Au-delà, les somnifères et les traitements comportementaux peuvent constituer un traitement efficace de l'insomnie chronique. La thérapie comportementale consiste à modifier vos pensées et attentes négatives qui peuvent aggraver votre insomnie. Les médicaments peuvent vous aider à rompre le cycle de l'insomnie.
"Nous disposons maintenant de médicaments pour le sommeil très efficaces", explique Mahowald au médecin. "De nombreux patients prennent ces médicaments pour le sommeil depuis des décennies sans aucun problème de dépendance ou de tolérance. S'ils ont besoin des médicaments, ils les prennent. S'ils n'en ont pas besoin, ils ne les prennent pas".
"Avec des médicaments et éventuellement une thérapie comportementale, nous pouvons rendre l'insomnie résolument meilleure en quelques semaines seulement", ajoute-t-il.
Plus souvent, l'insomnie chronique est une réponse conditionnée - un schéma de pensée craintive qui se développe après quelques nuits de sommeil agité, dit Mahowald. "On a peur que cela se reproduise, ce qui devient une prophétie auto-réalisatrice."

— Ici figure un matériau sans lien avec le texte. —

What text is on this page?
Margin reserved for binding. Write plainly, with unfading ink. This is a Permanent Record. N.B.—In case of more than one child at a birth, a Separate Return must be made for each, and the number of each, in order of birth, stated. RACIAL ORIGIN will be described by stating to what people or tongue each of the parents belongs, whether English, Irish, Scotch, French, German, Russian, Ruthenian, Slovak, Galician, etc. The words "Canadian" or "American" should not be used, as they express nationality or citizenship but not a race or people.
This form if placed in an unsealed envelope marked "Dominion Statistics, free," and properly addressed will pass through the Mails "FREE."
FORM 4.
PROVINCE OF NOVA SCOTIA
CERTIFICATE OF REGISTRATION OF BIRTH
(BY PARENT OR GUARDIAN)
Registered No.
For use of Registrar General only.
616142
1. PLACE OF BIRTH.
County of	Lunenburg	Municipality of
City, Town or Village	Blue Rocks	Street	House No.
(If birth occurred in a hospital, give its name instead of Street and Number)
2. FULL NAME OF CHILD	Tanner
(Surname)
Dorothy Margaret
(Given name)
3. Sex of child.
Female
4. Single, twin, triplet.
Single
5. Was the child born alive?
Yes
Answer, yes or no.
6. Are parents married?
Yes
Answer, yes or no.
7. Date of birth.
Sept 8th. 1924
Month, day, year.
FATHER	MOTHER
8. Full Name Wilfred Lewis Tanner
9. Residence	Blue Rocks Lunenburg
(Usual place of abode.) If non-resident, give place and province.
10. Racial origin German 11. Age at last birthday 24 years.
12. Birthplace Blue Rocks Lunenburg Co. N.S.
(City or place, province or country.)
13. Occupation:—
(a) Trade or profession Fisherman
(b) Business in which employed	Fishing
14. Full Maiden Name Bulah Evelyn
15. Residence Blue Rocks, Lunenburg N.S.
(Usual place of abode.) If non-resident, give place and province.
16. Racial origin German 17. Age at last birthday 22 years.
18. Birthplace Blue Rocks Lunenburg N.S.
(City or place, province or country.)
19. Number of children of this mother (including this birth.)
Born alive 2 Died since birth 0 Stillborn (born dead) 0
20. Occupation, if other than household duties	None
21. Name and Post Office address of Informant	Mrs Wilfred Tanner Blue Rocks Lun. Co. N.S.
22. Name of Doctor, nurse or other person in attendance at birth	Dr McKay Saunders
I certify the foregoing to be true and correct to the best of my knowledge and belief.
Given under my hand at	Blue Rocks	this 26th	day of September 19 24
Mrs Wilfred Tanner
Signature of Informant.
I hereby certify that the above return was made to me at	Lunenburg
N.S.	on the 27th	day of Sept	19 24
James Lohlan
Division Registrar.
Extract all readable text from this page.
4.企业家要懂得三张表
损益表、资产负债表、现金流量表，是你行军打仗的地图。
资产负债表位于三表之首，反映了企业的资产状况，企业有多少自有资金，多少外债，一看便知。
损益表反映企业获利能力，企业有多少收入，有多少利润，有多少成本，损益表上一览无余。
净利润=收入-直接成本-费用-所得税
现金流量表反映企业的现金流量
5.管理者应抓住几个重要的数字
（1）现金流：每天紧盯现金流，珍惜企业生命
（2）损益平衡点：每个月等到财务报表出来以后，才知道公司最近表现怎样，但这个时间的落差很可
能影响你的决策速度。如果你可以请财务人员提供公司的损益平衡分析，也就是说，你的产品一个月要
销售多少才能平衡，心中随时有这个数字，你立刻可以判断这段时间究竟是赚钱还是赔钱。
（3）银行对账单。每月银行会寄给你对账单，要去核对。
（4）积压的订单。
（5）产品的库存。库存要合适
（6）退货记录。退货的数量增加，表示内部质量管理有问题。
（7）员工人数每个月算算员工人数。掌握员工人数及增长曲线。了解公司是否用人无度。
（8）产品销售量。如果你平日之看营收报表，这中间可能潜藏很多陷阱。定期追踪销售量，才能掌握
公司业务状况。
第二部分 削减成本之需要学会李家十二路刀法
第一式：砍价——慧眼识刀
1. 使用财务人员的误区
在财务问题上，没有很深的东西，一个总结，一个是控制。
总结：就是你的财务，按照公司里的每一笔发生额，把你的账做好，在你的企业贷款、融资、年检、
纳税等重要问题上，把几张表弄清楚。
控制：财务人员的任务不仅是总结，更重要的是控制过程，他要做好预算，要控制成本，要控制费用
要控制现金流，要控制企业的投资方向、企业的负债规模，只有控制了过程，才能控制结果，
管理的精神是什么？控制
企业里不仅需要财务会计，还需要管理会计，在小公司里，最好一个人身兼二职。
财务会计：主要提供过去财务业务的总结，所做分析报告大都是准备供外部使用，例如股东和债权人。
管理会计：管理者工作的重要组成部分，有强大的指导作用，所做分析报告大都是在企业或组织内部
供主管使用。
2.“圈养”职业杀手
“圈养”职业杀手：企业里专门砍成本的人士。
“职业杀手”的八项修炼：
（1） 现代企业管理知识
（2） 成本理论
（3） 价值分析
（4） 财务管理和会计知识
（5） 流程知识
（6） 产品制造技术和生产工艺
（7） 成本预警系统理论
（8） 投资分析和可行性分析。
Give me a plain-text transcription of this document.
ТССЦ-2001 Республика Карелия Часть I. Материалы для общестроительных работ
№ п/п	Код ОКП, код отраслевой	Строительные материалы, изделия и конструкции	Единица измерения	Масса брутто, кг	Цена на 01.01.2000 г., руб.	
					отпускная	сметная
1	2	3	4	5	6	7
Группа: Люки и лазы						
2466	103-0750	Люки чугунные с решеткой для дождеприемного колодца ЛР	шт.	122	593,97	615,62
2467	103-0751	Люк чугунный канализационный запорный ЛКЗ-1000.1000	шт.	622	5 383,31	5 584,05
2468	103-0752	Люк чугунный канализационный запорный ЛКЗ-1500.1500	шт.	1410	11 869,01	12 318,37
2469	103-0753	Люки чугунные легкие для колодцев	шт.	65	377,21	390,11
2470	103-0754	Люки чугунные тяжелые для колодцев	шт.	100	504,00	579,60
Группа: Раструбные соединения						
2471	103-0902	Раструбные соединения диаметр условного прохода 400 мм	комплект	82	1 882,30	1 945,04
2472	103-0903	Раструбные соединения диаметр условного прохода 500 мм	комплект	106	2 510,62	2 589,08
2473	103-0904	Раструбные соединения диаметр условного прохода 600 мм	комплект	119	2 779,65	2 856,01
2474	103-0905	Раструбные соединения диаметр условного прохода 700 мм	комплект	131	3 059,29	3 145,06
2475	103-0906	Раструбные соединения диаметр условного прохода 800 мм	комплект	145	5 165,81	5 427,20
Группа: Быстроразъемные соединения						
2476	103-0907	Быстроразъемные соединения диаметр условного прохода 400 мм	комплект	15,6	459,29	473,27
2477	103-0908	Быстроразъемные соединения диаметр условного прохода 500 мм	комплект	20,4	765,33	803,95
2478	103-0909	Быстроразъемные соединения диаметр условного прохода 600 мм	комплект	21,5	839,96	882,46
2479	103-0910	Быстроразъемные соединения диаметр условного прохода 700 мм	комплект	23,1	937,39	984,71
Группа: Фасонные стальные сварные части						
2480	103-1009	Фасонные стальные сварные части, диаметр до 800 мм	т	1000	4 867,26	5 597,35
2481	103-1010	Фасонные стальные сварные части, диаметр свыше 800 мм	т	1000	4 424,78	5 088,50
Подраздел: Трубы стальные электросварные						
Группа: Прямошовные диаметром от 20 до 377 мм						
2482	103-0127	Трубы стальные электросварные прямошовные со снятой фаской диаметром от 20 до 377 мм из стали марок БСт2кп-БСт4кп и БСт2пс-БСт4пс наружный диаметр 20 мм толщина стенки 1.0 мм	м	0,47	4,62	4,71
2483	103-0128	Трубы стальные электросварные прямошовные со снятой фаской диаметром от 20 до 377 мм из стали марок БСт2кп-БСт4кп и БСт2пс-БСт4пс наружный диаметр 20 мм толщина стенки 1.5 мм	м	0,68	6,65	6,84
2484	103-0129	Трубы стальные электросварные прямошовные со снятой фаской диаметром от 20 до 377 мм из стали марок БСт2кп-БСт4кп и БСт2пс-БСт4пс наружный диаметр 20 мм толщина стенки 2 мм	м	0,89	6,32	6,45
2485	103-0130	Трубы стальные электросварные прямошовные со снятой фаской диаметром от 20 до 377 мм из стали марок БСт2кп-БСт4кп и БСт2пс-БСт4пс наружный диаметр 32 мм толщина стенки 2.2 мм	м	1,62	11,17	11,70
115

En vous assurant de dormir suffisamment, vous améliorez votre qualité de vie. "La privation de sommeil a un effet cumulatif, qui s'intensifie avec le temps en fatigue, somnolence, stress, problèmes d'humeur", explique le docteur Kaplan.
"La bonne nouvelle est que, même si nous apprenons que les troubles du sommeil sont plus fréquents que nous ne le pensions, il existe des traitements efficaces, des moyens d'améliorer les symptômes et la qualité de vie de toute personne souffrant d'un trouble du sommeil", déclare Hunt.